All generated in days 1-2.
Scope
Must ship:
- Prologue (Quince mispunctuates)
- Wall scene (Snout over-explains)
- Lion entrance (Snug reassures audience)
- Pyramus’s death (Bottom hams)
- Thisbe’s death (Flute rushes)
- Kimi court heckling throughout
Stretch:
- Rehearsal prelude scene
- Multiple-takes montage in video (showing emergent variation)
Timeline (16 days → 2026-05-03)
| Days | Milestone |
|---|---|
| 1-2 | Asset generation (Midjourney), style lock, manifest complete |
| 3-4 | Stage MCP server (observe long-polling, act tools, event log, WebSocket broadcast) |
| 4-5 | Browser stage: DOM puppets, CSS transitions, bubbles, typewriter, animalese, scene backdrops |
| 6-8 | 7 Hermes Agent configs (HERMES_HOME each), character briefs, Stage MCP wired, single-agent smoke test |
| 8-10 | Full cast runs — prototype on Mistral Small, then heterogeneous models. Iterate character briefs |
| 10-12 | Curate takes. Post-hoc edits to event log if needed |
| 13-14 | Final render, screen capture, edit demo video |
| 15 | Tweet + writeup, open-source repo, buffer |
| 16 | Submit (tweet @NousResearch + Discord post) |
Submission artifact
- Demo video (2-4 min): cold-open mid-performance with court heckling, then reveal the agent system (shared event log visualized, different models labeled per puppet), closing beat on metatheatrical commentary.
- Tweet tagging
@NousResearch, Kimi usage proven on-screen (K2.5 model tag visible in court heckling). - Open-source repo at submission: Stage MCP server + browser stage + 7 character briefs + Hermes configs.

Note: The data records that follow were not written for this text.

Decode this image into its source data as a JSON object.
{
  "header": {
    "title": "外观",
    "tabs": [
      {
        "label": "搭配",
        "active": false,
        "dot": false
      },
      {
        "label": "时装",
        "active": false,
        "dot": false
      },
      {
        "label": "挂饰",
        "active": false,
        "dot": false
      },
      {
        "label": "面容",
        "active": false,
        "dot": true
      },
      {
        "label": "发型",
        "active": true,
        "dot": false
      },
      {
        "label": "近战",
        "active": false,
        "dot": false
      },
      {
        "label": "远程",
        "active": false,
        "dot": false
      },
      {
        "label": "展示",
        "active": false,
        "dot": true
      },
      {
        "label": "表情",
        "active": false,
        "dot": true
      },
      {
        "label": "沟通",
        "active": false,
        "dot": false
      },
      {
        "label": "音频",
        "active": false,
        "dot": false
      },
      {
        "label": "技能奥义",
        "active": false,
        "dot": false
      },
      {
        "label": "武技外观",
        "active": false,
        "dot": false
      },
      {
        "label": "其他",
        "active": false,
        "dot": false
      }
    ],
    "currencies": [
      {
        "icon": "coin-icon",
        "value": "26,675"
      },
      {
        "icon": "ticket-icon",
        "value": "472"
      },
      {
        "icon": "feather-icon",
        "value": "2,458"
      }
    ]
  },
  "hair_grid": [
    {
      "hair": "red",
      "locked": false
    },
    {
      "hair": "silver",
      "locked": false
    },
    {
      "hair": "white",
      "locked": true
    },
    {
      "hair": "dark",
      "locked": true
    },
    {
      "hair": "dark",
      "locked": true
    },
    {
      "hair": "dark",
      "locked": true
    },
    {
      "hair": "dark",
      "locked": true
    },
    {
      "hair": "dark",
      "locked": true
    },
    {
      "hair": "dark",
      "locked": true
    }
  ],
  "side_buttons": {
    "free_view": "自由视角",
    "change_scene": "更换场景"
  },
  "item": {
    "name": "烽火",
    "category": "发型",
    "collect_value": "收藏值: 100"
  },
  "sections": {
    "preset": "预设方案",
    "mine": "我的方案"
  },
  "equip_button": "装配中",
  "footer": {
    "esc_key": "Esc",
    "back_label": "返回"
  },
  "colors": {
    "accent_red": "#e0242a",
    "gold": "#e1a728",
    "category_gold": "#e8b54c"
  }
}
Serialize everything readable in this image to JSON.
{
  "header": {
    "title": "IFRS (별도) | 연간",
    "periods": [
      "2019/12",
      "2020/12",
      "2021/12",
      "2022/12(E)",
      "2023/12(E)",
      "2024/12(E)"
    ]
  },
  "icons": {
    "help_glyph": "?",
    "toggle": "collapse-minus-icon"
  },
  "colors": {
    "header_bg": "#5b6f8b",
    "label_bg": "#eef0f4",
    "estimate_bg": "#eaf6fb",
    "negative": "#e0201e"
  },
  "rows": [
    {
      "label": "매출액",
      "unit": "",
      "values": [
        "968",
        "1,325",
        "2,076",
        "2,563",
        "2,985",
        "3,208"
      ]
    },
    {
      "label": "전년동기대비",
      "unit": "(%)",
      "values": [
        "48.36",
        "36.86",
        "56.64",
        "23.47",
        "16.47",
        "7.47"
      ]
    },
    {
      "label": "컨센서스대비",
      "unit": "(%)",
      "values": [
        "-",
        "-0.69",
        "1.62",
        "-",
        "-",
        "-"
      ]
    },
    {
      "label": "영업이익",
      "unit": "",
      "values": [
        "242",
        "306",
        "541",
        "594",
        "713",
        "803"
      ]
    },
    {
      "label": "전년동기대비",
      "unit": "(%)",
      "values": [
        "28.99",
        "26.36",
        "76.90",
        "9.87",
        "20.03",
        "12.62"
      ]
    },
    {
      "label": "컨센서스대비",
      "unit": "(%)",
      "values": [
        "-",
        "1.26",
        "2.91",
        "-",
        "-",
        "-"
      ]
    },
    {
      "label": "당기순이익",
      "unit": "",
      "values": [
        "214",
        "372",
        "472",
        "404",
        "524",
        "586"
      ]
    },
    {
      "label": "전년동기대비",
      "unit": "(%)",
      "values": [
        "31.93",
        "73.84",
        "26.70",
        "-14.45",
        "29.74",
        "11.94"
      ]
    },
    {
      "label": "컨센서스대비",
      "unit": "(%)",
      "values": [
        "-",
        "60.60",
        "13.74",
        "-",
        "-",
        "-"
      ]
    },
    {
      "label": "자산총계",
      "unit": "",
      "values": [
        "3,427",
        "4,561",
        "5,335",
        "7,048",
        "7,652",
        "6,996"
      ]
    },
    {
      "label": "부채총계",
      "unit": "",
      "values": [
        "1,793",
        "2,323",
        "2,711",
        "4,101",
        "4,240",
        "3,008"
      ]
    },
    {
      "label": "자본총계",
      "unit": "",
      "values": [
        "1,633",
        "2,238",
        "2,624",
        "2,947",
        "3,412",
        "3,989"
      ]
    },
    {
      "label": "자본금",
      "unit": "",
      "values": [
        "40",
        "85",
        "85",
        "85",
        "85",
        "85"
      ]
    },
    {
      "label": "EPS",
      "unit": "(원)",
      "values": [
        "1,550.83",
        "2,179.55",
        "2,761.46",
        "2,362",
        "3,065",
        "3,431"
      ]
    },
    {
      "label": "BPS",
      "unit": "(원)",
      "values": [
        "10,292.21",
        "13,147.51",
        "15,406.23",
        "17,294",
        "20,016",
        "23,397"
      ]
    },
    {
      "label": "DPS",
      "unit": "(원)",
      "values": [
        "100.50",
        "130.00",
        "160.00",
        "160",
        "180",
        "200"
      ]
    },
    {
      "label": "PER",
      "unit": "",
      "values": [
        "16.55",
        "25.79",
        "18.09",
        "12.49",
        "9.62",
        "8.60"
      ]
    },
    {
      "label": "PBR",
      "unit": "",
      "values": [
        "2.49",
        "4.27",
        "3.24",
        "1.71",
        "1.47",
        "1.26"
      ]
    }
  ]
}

Anyone with Hermes Agent installed can reproduce.
Verification
- Replay curated event log → stage renders deterministically, no drift.
- Fresh run → all agents complete one scene without deadlock; at least one take yields full performance through curtain.
- Kimi court heckles at least 3× per scene.
- Screen capture: clean 1080p @ 30fps.
- Kimi K2.5 visible on-screen (Kimi Track eligibility).
Hosting
Local only for hackathon. Future: stage-only replay could go on Railway (stream a curated log, no live agents) — abuse-resistant since there’s nothing to prompt.